Die Linke hat – unter Einrechnung der Sozialdemokratie – in Frankreich nur noch ein Viertel der Stimmen für sich. Der Erfolg Mélenchons im ersten Wahlgang (Anstieg seiner Stimmen von 3,9 Mio. im ersten Wahlgang 2012 auf 7,1 Mio. Stimmen 2017) zeigt zwar, dass es keinen mechanischen Zusammenhang zwischen Vertiefung der sozialen Spaltung und Rechtsentwicklung geben muss. Aber in diesen Stimmen stehen Viele in kritischer Distanz zu seinem links-nationalistischen Kurs, frustrierte Sozialdemokraten, Kommunisten usw.

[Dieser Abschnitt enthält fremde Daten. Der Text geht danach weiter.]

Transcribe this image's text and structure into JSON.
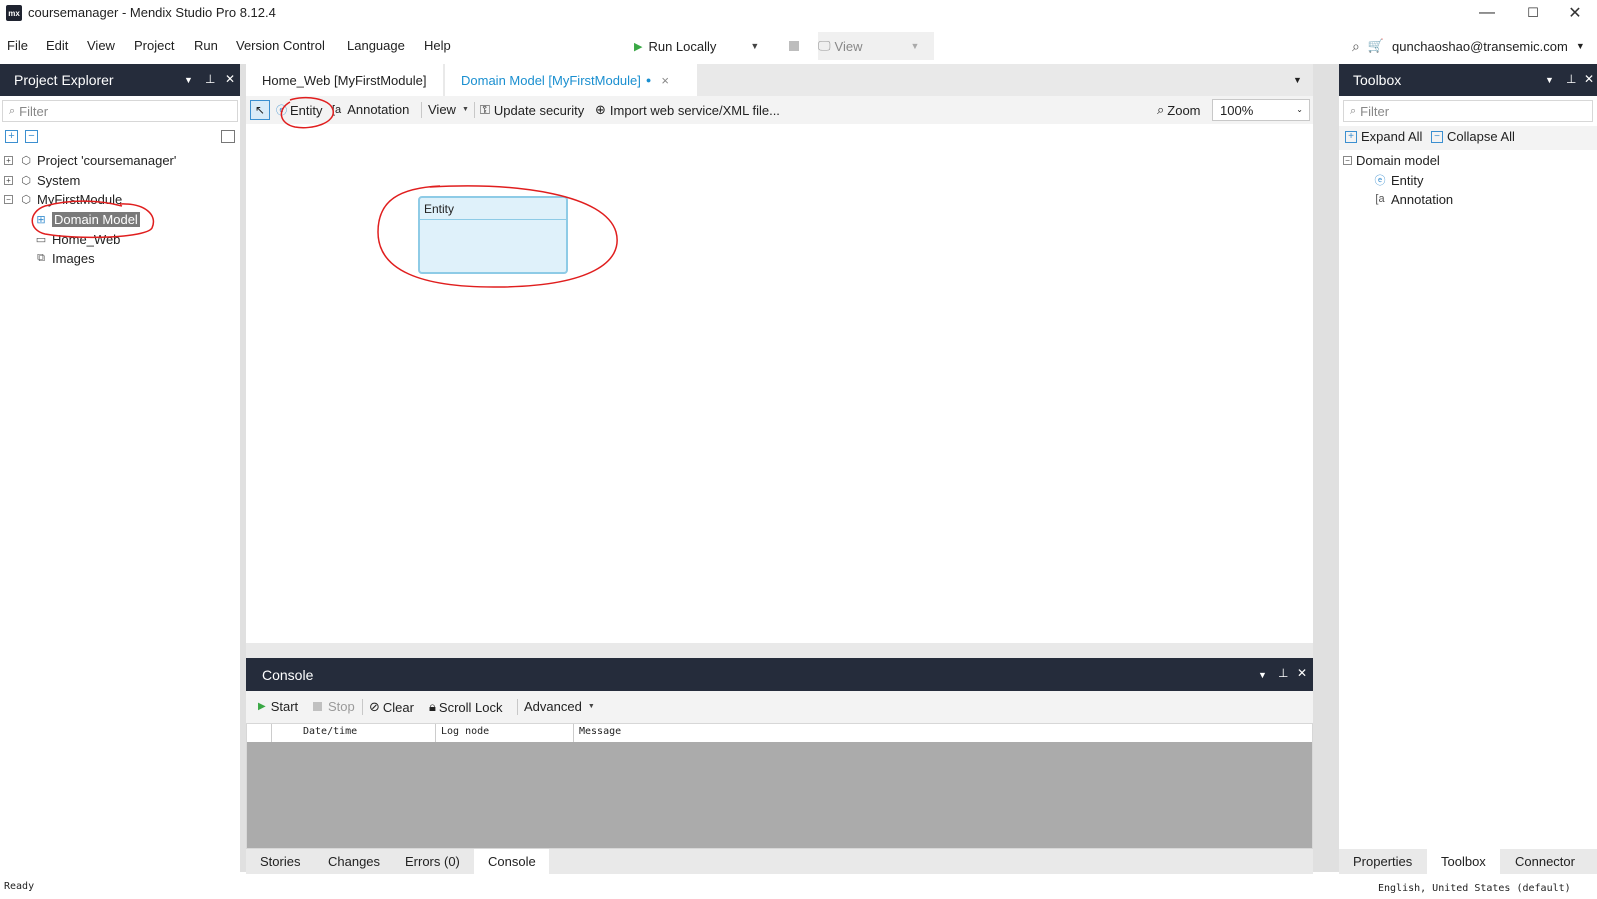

Welchen Weg zur wirtschaftlichen Wiederbelebung und zur Verbesserung der Lebenslage breiter Schichten wird diese Linke bereit sein mitzugehen?

Die Erklärung des PCF zum Wahlausgang bleibt eng begrenzt auf die nationalen Themenfelder und erwarteten Abwehrkämpfe ohne die europäische Dimension des Macron-Projekts auch nur zu erwähnen. Es bestehen berechtigte Zweifel, dass die jetzt in der Bewegung »la France insoumise« eingesammelten Kräfte wieder zu ein politischen, erklärenden, einenden und mobilisierenden Faktor gemacht werden, der in der Lage wäre, auf die parlamentarische Mehrheitsbildung Einfluss zu nehmen.